Food processing engineer Kehinde Adekunbi Taiwo has spent decades working to enrich local foods in her native Nigeria to bring the benefits of leafy greens to more people through food engineering.
Taiwo, a professor of food engineering at the Faculty of Food Science and Technology (FST) at Obafemi Awolobo University (OAU) in Ilu Ife, Nigeria, says southwestern Nigeria has an abundance of leafy greens, many of which have been domesticated. It states that it is not managed and therefore not managed. But she and her team have found a way to bring health benefits to many Nigerians.
“My team investigated the use of indigenous green leafy vegetables such as: Telferia occidentalis (flute pumpkin), Amaranthus viridis (amaranth), and SOLANUM MACROCARPONE (African eggplant) Enrich a variety of local foods (bread, chin chin, biscuits, cakes, moine moin, ogi, etc.) that are acceptable to consumers,” she said, adding that leafy greens are relatively cheap and of high quality. He added that it is rich in nutrients.It contains phytochemicals, proteins and minerals.

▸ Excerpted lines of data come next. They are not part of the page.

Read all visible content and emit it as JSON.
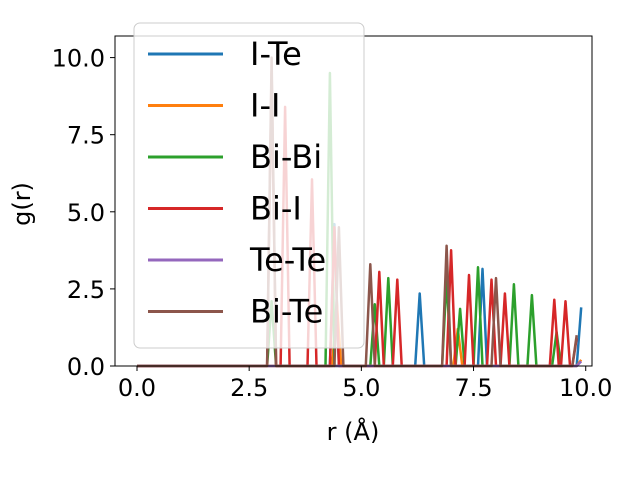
{
  "chart_data": {
    "type": "line",
    "xlabel": "r (Å)",
    "ylabel": "g(r)",
    "xlim": [
      -0.49,
      10.14
    ],
    "ylim": [
      0,
      10.7
    ],
    "xticks": [
      "0.0",
      "2.5",
      "5.0",
      "7.5",
      "10.0"
    ],
    "yticks": [
      "0.0",
      "2.5",
      "5.0",
      "7.5",
      "10.0"
    ],
    "grid": false,
    "legend_position": "upper-left",
    "series": [
      {
        "name": "I-Te",
        "color": "#1f77b4",
        "points": [
          [
            0,
            0
          ],
          [
            4.3,
            0
          ],
          [
            4.4,
            4.6
          ],
          [
            4.5,
            0
          ],
          [
            6.2,
            0
          ],
          [
            6.3,
            2.35
          ],
          [
            6.4,
            0
          ],
          [
            7.6,
            0
          ],
          [
            7.7,
            3.15
          ],
          [
            7.8,
            0
          ],
          [
            9.8,
            0
          ],
          [
            9.9,
            1.9
          ]
        ]
      },
      {
        "name": "I-I",
        "color": "#ff7f0e",
        "points": [
          [
            0,
            0
          ],
          [
            4.35,
            0
          ],
          [
            4.45,
            2.1
          ],
          [
            4.55,
            0
          ],
          [
            7.05,
            0
          ],
          [
            7.15,
            1.2
          ],
          [
            7.25,
            0
          ],
          [
            9.8,
            0
          ],
          [
            9.9,
            0.2
          ]
        ]
      },
      {
        "name": "Bi-Bi",
        "color": "#2ca02c",
        "points": [
          [
            0,
            0
          ],
          [
            2.9,
            0
          ],
          [
            3.0,
            2.1
          ],
          [
            3.1,
            0
          ],
          [
            4.2,
            0
          ],
          [
            4.3,
            9.5
          ],
          [
            4.4,
            0
          ],
          [
            5.2,
            0
          ],
          [
            5.3,
            2.0
          ],
          [
            5.4,
            0
          ],
          [
            5.5,
            0
          ],
          [
            5.6,
            2.85
          ],
          [
            5.7,
            0
          ],
          [
            6.8,
            0
          ],
          [
            6.9,
            2.85
          ],
          [
            7.0,
            0
          ],
          [
            7.1,
            0
          ],
          [
            7.2,
            1.85
          ],
          [
            7.3,
            0
          ],
          [
            7.5,
            0
          ],
          [
            7.6,
            3.2
          ],
          [
            7.7,
            0
          ],
          [
            8.3,
            0
          ],
          [
            8.4,
            2.65
          ],
          [
            8.5,
            0
          ],
          [
            8.7,
            0
          ],
          [
            8.8,
            2.3
          ],
          [
            8.9,
            0
          ],
          [
            9.25,
            0
          ],
          [
            9.35,
            1.1
          ],
          [
            9.45,
            0
          ]
        ]
      },
      {
        "name": "Bi-I",
        "color": "#d62728",
        "points": [
          [
            0,
            0
          ],
          [
            2.9,
            0
          ],
          [
            3.0,
            9.55
          ],
          [
            3.1,
            0
          ],
          [
            3.2,
            0
          ],
          [
            3.3,
            8.4
          ],
          [
            3.4,
            0
          ],
          [
            3.8,
            0
          ],
          [
            3.9,
            6.05
          ],
          [
            4.0,
            0
          ],
          [
            4.3,
            0
          ],
          [
            4.4,
            4.5
          ],
          [
            4.5,
            0
          ],
          [
            5.3,
            0
          ],
          [
            5.4,
            3.05
          ],
          [
            5.5,
            0
          ],
          [
            5.7,
            0
          ],
          [
            5.8,
            2.8
          ],
          [
            5.9,
            0
          ],
          [
            6.9,
            0
          ],
          [
            7.0,
            3.75
          ],
          [
            7.1,
            0
          ],
          [
            7.3,
            0
          ],
          [
            7.4,
            2.95
          ],
          [
            7.5,
            0
          ],
          [
            7.8,
            0
          ],
          [
            7.9,
            2.8
          ],
          [
            8.0,
            0
          ],
          [
            8.1,
            0
          ],
          [
            8.2,
            2.35
          ],
          [
            8.3,
            0
          ],
          [
            9.2,
            0
          ],
          [
            9.3,
            2.15
          ],
          [
            9.4,
            0
          ],
          [
            9.45,
            0
          ],
          [
            9.55,
            2.1
          ],
          [
            9.65,
            0
          ],
          [
            9.7,
            0
          ],
          [
            9.8,
            0.9
          ]
        ]
      },
      {
        "name": "Te-Te",
        "color": "#9467bd",
        "points": [
          [
            0,
            0
          ],
          [
            9.8,
            0
          ],
          [
            9.9,
            0.15
          ]
        ]
      },
      {
        "name": "Bi-Te",
        "color": "#8c564b",
        "points": [
          [
            0,
            0
          ],
          [
            2.9,
            0
          ],
          [
            3.0,
            10.0
          ],
          [
            3.1,
            0
          ],
          [
            4.4,
            0
          ],
          [
            4.5,
            4.5
          ],
          [
            4.6,
            0
          ],
          [
            5.1,
            0
          ],
          [
            5.2,
            3.3
          ],
          [
            5.3,
            0
          ],
          [
            6.8,
            0
          ],
          [
            6.9,
            3.9
          ],
          [
            7.0,
            0
          ],
          [
            7.9,
            0
          ],
          [
            8.0,
            2.85
          ],
          [
            8.1,
            0
          ],
          [
            9.7,
            0
          ],
          [
            9.8,
            1.0
          ]
        ]
      }
    ]
  }
}
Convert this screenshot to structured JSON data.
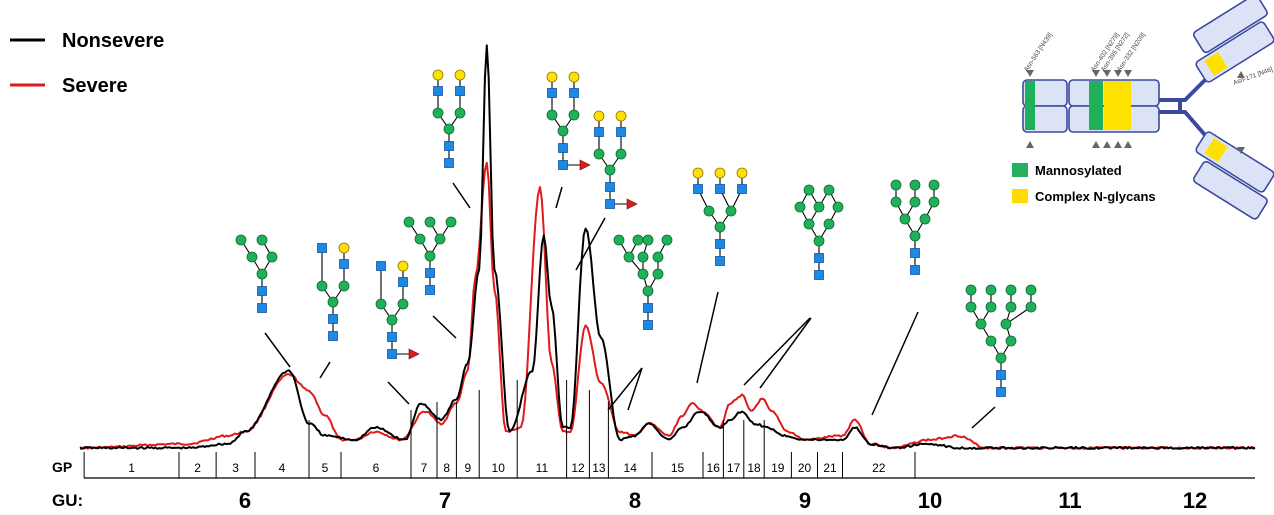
{
  "chart_data": {
    "type": "line",
    "x_unit": "GU",
    "legend": [
      {
        "name": "Nonsevere",
        "color": "#000000"
      },
      {
        "name": "Severe",
        "color": "#e0191b"
      }
    ],
    "legend_position": "top-left",
    "grid": false,
    "xlim": [
      4.0,
      12.6
    ],
    "ylim": [
      0,
      1.0
    ],
    "series": [
      {
        "name": "Nonsevere",
        "color": "#000000",
        "x": [
          4.0,
          5.3,
          5.8,
          6.0,
          6.22,
          6.32,
          6.4,
          6.55,
          6.65,
          6.8,
          6.88,
          6.98,
          7.06,
          7.12,
          7.18,
          7.22,
          7.26,
          7.34,
          7.46,
          7.52,
          7.56,
          7.62,
          7.66,
          7.74,
          7.82,
          7.92,
          8.0,
          8.08,
          8.2,
          8.28,
          8.38,
          8.5,
          8.56,
          8.63,
          8.7,
          8.78,
          8.88,
          9.0,
          9.3,
          9.4,
          9.52,
          9.7,
          10.0,
          10.2,
          10.4,
          10.6,
          12.6
        ],
        "y": [
          0.01,
          0.01,
          0.02,
          0.05,
          0.2,
          0.07,
          0.04,
          0.03,
          0.06,
          0.03,
          0.12,
          0.08,
          0.13,
          0.22,
          0.45,
          1.0,
          0.45,
          0.05,
          0.2,
          0.53,
          0.36,
          0.06,
          0.06,
          0.55,
          0.28,
          0.03,
          0.04,
          0.07,
          0.03,
          0.06,
          0.1,
          0.06,
          0.08,
          0.1,
          0.07,
          0.06,
          0.04,
          0.03,
          0.03,
          0.06,
          0.02,
          0.01,
          0.02,
          0.01,
          0.01,
          0.01,
          0.01
        ]
      },
      {
        "name": "Severe",
        "color": "#e0191b",
        "x": [
          4.0,
          5.3,
          5.8,
          6.0,
          6.22,
          6.32,
          6.4,
          6.48,
          6.55,
          6.65,
          6.78,
          6.9,
          6.98,
          7.06,
          7.12,
          7.16,
          7.22,
          7.26,
          7.32,
          7.4,
          7.5,
          7.56,
          7.62,
          7.66,
          7.74,
          7.82,
          7.92,
          8.0,
          8.08,
          8.2,
          8.28,
          8.34,
          8.4,
          8.5,
          8.56,
          8.63,
          8.68,
          8.75,
          8.8,
          8.9,
          9.0,
          9.3,
          9.4,
          9.52,
          9.7,
          10.0,
          10.2,
          10.4,
          10.6,
          12.6
        ],
        "y": [
          0.01,
          0.02,
          0.04,
          0.05,
          0.19,
          0.15,
          0.09,
          0.03,
          0.03,
          0.05,
          0.03,
          0.1,
          0.07,
          0.12,
          0.2,
          0.43,
          0.71,
          0.4,
          0.05,
          0.06,
          0.65,
          0.22,
          0.05,
          0.05,
          0.31,
          0.17,
          0.05,
          0.04,
          0.07,
          0.04,
          0.09,
          0.12,
          0.1,
          0.06,
          0.12,
          0.14,
          0.1,
          0.13,
          0.1,
          0.05,
          0.03,
          0.04,
          0.08,
          0.02,
          0.01,
          0.03,
          0.04,
          0.01,
          0.01,
          0.01
        ]
      }
    ],
    "gu_ticks": [
      "6",
      "7",
      "8",
      "9",
      "10",
      "11",
      "12"
    ],
    "gu_tick_values": [
      6,
      7,
      8,
      9,
      10,
      11,
      12
    ],
    "gp_peaks": [
      {
        "label": "1",
        "start": 4.05,
        "end": 5.2
      },
      {
        "label": "2",
        "start": 5.2,
        "end": 5.65
      },
      {
        "label": "3",
        "start": 5.65,
        "end": 6.05
      },
      {
        "label": "4",
        "start": 6.05,
        "end": 6.32
      },
      {
        "label": "5",
        "start": 6.32,
        "end": 6.48
      },
      {
        "label": "6",
        "start": 6.48,
        "end": 6.83
      },
      {
        "label": "7",
        "start": 6.83,
        "end": 6.96
      },
      {
        "label": "8",
        "start": 6.96,
        "end": 7.06
      },
      {
        "label": "9",
        "start": 7.06,
        "end": 7.18
      },
      {
        "label": "10",
        "start": 7.18,
        "end": 7.38
      },
      {
        "label": "11",
        "start": 7.38,
        "end": 7.64
      },
      {
        "label": "12",
        "start": 7.64,
        "end": 7.76
      },
      {
        "label": "13",
        "start": 7.76,
        "end": 7.86
      },
      {
        "label": "14",
        "start": 7.86,
        "end": 8.1
      },
      {
        "label": "15",
        "start": 8.1,
        "end": 8.4
      },
      {
        "label": "16",
        "start": 8.4,
        "end": 8.52
      },
      {
        "label": "17",
        "start": 8.52,
        "end": 8.64
      },
      {
        "label": "18",
        "start": 8.64,
        "end": 8.76
      },
      {
        "label": "19",
        "start": 8.76,
        "end": 8.92
      },
      {
        "label": "20",
        "start": 8.92,
        "end": 9.1
      },
      {
        "label": "21",
        "start": 9.1,
        "end": 9.3
      },
      {
        "label": "22",
        "start": 9.3,
        "end": 9.88
      }
    ],
    "axis_row_labels": {
      "gp": "GP",
      "gu": "GU:"
    }
  },
  "inset": {
    "site_labels": [
      "Asn-563 [N439]",
      "Asn-402 [N279]",
      "Asn-395 [N272]",
      "Asn-332 [N209]",
      "Asn-171 [N46]"
    ],
    "legend": [
      {
        "name": "Mannosylated",
        "color": "#23b060"
      },
      {
        "name": "Complex N-glycans",
        "color": "#ffdd00"
      }
    ]
  },
  "colors": {
    "mannose": "#1fb05a",
    "galactose": "#ffe100",
    "glcnac": "#1e88e5",
    "fucose": "#d91e1e",
    "domain_fill": "#dde3f6",
    "domain_stroke": "#3b4aa0"
  }
}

“The biggest chance is that children will love vegetable-rich products and in this way they can get their daily needs in a stress-free and very inexpensive way.” Achieved.
“Green leafy vegetables are not only rich in nutrients, but also have medicinal benefits. Therefore, we have optimized the optimal extraction method for antioxidants, developed a method for drying the leaves, and optimized the processing conditions for various foods. To facilitate adoption and uptake of research findings, relevant stakeholders (bakers, farmers, food vendors, government regulators, bakers associations, village community associations) and held several awareness-raising events,” she says.
Taiwo was born in Kano, northern Nigeria and attended primary school.
“I am one of a boy-girl twin. I was born in a time when many parents thought girls didn’t need to be educated…my mother had the power to go to school.” A personality that defies her husband and insists that her daughters have equal opportunities and access to education,” she said, noting that mothers were always willing to make a useful contribution to family discussions. He added that he encouraged her to read the newspaper.
“My first educational challenge was my personal competition. Despite the low expectations of female children at the time, I am doing just as well as my twin brother,” she said. say. Very popular with federal women’s colleges on merit. ”
Taiwo attended a boarding school in Benin City, Nigeria, followed by a Bachelor’s degree in Biochemistry and a Master’s degree in Food Science and Technology from the University of Ife, Osun State, Nigeria.
“Professor J Akinmususru (lecturer), my brother-in-law, advised me to change my course to Food Science and Technology (Faculty of Technology) because there were very few technical women back then,” she said. says. , he believed it would open up great opportunities for me in the future – he was right!”
As a food processing engineer, Taiwo says he has made significant contributions to post-harvest processing of food crops in Africa.
“We provided the specific engineering data needed for equipment design and process optimization and handling,” she says.
Another female STEM worker from Africa with a focus on green leafy vegetables is entrepreneur Dorcas Lukwesa.
Lukwesa grew up on her grandparents’ farm in Zambia. Now there she is building a social enterprise around her portable bamboo smart garden for farmers with limited space, limited soil and little water.